SUR LA ROUTE D’INDIANAPOLIS, par Stéphane Gendron (Magnard jeunesse, 2016, coll. Romans perles)

indianapolisLilian est orphelin de mère et vit son adolescence dans les années 1970. Au collège, il n’a pas beaucoup d’amis et invente parfois de gros mensonges pour ne pas se décrédibiliser aux yeux de ses camarades. Quand son père lui propose de partir une semaine aux Etats-Unis, à Chicago, chez sa tante Isabelle, il n’en croit pas ses oreilles. Cela changera des vacances habituelles à raconter aux copains à la rentrée ! Outre-Atlantique, tout se passe pour le mieux, Lilian doit retrouver son père à Indianapolis grâce à un car qui fait la liaison entre Chicago et Indianapolis. Le chemin lui est expliqué avant, il ne doit absolument pas descendre du bus. Une fois installé, Lilian fait la connaissance d’un drôle de bonhomme, M. Kaplan. A un arrêt perdu en pleine campagne, Lilian descend le temps de satisfaire un besoin pressant. Mais le chauffeur, mal-luné, repart sans attendre le jeune garçon. M. Kaplan est descendu au même arrêt que lui, Lilian espère donc pouvoir arriver avant le bus dans la ville où son père l’attend.
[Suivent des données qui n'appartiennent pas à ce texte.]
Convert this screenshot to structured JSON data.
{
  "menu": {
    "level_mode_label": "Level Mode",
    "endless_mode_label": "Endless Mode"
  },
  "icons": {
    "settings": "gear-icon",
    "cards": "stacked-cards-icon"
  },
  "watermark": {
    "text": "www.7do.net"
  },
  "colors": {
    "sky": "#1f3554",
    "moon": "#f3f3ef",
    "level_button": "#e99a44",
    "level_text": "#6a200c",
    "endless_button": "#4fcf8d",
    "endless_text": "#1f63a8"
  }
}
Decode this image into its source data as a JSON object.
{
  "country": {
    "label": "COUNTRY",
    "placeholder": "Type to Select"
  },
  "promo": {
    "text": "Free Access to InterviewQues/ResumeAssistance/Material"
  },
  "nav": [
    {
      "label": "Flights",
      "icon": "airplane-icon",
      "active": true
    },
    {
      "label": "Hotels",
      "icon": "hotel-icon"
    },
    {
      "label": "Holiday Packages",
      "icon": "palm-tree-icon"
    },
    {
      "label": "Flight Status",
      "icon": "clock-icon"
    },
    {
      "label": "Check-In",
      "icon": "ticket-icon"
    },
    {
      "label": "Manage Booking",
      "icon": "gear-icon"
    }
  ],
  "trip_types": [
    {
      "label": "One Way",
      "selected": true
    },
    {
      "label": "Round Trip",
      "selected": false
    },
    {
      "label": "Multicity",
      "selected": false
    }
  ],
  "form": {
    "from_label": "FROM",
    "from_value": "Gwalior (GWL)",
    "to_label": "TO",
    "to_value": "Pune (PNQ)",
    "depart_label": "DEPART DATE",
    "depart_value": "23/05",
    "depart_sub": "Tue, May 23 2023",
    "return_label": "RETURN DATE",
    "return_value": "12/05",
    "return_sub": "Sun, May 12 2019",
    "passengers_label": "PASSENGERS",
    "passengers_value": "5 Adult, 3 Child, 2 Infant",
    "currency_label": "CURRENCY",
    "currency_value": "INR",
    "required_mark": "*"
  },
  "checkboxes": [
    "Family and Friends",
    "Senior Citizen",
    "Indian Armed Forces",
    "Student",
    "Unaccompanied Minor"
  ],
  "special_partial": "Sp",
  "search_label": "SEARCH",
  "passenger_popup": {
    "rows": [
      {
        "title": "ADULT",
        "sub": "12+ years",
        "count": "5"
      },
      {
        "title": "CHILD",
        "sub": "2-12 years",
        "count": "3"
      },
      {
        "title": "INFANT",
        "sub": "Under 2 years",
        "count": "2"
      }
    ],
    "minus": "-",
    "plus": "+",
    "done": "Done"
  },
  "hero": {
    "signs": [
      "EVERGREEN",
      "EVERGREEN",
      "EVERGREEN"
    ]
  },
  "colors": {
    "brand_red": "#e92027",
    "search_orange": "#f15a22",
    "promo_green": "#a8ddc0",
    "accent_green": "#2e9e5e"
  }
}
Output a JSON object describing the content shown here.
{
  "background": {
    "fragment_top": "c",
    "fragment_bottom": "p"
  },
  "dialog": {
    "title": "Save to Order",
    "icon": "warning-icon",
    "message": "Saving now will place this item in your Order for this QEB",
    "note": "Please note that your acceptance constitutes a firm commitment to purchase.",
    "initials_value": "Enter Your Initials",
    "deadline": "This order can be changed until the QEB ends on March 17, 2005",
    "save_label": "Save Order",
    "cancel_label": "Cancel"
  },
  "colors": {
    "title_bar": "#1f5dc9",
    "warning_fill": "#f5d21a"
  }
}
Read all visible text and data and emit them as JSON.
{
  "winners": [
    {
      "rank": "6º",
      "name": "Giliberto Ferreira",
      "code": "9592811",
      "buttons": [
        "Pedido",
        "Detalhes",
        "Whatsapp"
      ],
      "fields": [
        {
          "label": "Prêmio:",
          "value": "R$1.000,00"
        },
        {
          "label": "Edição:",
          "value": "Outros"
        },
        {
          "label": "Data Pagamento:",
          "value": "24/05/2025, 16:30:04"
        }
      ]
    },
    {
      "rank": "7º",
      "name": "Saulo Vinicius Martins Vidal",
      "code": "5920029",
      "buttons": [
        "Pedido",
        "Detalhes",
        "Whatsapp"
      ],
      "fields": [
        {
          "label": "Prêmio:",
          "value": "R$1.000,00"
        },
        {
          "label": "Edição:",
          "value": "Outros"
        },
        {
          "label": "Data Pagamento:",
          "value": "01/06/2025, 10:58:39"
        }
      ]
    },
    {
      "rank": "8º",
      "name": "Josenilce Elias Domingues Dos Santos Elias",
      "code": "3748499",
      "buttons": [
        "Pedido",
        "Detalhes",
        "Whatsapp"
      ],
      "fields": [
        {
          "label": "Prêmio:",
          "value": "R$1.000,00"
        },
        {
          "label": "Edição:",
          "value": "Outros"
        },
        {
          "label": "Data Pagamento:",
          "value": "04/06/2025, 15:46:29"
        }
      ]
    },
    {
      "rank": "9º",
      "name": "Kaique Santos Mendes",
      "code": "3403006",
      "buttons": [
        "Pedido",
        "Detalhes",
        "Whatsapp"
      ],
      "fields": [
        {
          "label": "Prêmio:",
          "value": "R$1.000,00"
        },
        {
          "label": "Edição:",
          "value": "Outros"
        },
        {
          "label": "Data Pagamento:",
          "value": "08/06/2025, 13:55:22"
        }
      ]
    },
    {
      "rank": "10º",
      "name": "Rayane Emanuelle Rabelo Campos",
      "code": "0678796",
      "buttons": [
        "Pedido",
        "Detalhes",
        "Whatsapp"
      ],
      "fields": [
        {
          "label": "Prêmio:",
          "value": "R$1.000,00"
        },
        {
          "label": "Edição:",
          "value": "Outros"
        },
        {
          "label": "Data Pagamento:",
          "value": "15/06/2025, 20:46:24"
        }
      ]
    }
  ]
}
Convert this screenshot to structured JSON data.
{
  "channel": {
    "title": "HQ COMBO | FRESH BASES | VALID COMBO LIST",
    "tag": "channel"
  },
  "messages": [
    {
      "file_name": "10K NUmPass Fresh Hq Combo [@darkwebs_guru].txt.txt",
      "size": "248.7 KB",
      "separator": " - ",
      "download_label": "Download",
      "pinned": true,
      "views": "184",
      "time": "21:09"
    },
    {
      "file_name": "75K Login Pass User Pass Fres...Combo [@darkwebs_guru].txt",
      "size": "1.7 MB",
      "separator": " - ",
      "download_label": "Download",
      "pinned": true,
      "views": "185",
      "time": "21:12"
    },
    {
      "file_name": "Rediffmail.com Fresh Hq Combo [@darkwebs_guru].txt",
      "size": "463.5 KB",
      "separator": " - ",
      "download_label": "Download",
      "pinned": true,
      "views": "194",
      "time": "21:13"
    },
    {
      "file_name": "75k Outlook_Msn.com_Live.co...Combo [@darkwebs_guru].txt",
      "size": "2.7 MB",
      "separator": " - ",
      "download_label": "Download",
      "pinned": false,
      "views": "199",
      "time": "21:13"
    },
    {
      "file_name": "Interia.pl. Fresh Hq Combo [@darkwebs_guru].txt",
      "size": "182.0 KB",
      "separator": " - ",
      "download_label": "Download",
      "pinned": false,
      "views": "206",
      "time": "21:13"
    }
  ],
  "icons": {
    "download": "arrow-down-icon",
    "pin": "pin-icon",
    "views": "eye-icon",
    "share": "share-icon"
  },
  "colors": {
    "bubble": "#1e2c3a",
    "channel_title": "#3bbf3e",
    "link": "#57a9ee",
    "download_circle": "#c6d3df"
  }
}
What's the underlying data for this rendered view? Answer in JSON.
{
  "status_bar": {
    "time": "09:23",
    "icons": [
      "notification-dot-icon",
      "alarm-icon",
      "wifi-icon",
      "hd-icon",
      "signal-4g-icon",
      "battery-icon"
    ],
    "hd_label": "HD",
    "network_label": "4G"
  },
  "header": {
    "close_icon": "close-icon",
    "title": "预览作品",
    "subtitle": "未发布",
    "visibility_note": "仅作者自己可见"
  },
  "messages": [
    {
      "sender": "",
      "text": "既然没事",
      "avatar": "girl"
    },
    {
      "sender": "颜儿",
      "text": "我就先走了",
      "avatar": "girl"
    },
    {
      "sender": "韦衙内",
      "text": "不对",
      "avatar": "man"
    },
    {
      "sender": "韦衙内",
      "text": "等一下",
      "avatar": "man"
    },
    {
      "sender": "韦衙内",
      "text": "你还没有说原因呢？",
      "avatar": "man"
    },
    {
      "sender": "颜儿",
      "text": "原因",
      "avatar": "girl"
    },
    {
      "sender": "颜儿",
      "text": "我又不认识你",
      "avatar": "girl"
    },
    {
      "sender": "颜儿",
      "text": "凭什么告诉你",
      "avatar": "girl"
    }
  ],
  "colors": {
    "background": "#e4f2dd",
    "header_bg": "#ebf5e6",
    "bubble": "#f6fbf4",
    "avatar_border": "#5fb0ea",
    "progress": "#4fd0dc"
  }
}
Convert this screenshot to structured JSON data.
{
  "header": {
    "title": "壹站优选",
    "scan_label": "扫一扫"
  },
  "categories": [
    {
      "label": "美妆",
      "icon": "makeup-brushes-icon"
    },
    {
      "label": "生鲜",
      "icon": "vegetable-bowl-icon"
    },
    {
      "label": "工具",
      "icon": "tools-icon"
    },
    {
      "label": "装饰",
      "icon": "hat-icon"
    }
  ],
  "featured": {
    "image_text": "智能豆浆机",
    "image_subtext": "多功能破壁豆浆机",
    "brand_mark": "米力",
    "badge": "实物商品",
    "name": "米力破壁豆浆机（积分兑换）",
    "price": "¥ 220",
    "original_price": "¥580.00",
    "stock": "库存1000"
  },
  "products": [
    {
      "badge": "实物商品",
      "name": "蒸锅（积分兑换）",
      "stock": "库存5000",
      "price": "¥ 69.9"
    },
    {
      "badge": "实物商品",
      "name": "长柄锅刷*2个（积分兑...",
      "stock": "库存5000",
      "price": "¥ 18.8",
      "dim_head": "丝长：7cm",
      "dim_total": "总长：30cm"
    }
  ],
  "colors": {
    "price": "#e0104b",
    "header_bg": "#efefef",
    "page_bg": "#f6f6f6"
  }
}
Mais c’est alors que le voyage dérape : un avion se met à leur tirer dessus… C’est le début d’un road movie en voiture, en moto, en hélicoptère… entrecoupé de rencontres avec des policiers, des cambrioleurs, des bikers…

Etrangement cet été, je suis parvenue à lire pas mal de romans (enfin pour moi c’était beaucoup !). J’en ai dévoré certains, et celui-là en faisait partie. Alors oui, il est court (125 pages), mais il se lit très vite tellement l’histoire est entraînante. Complètement folle, elle est pleine de rebondissements, et les détails nous plongent dans les années 1970. J’ai apprécié que certains soient expliqués (les bus Greyhound, l’état de l’Illinois, Captain America), car cela permet de comprendre l’histoire, même si on n’a pas cette culture américaine (et je ne suis pas sûre que les élèves qui liront cette histoire l’ont). Pour autant, cela ne fait pas livre documentaire : cet aspect explicatif passe très bien dans l’histoire. Personnellement, j’ai trouvé que c’était une bonne amorce pour les vacances (je l’ai lu en juillet et ai rédigé ce billet dans la foulée). J’ai aimé suivre le pauvre Lilian dépassé par les événements qui s’enchaînent sur une seule et même journée. Seul côté un peu improbable : il a l’air parfaitement bilingue ou presque, alors que l’anglais n’est pas sa langue maternelle, et qu’il est encore au collège (donc pas un niveau d’anglais de fou non plus…). Sur la route d’Indianapolis est tout de même un bon roman, au dénouement un peu fou, mais vraiment très bien écrit, avec plein d’éléments de culture générale. Je trouve aussi la couverture très jolie, assez vintage. Et même si l’époque de l’histoire est révolue, cela donne envie d’aller aux Etats-Unis !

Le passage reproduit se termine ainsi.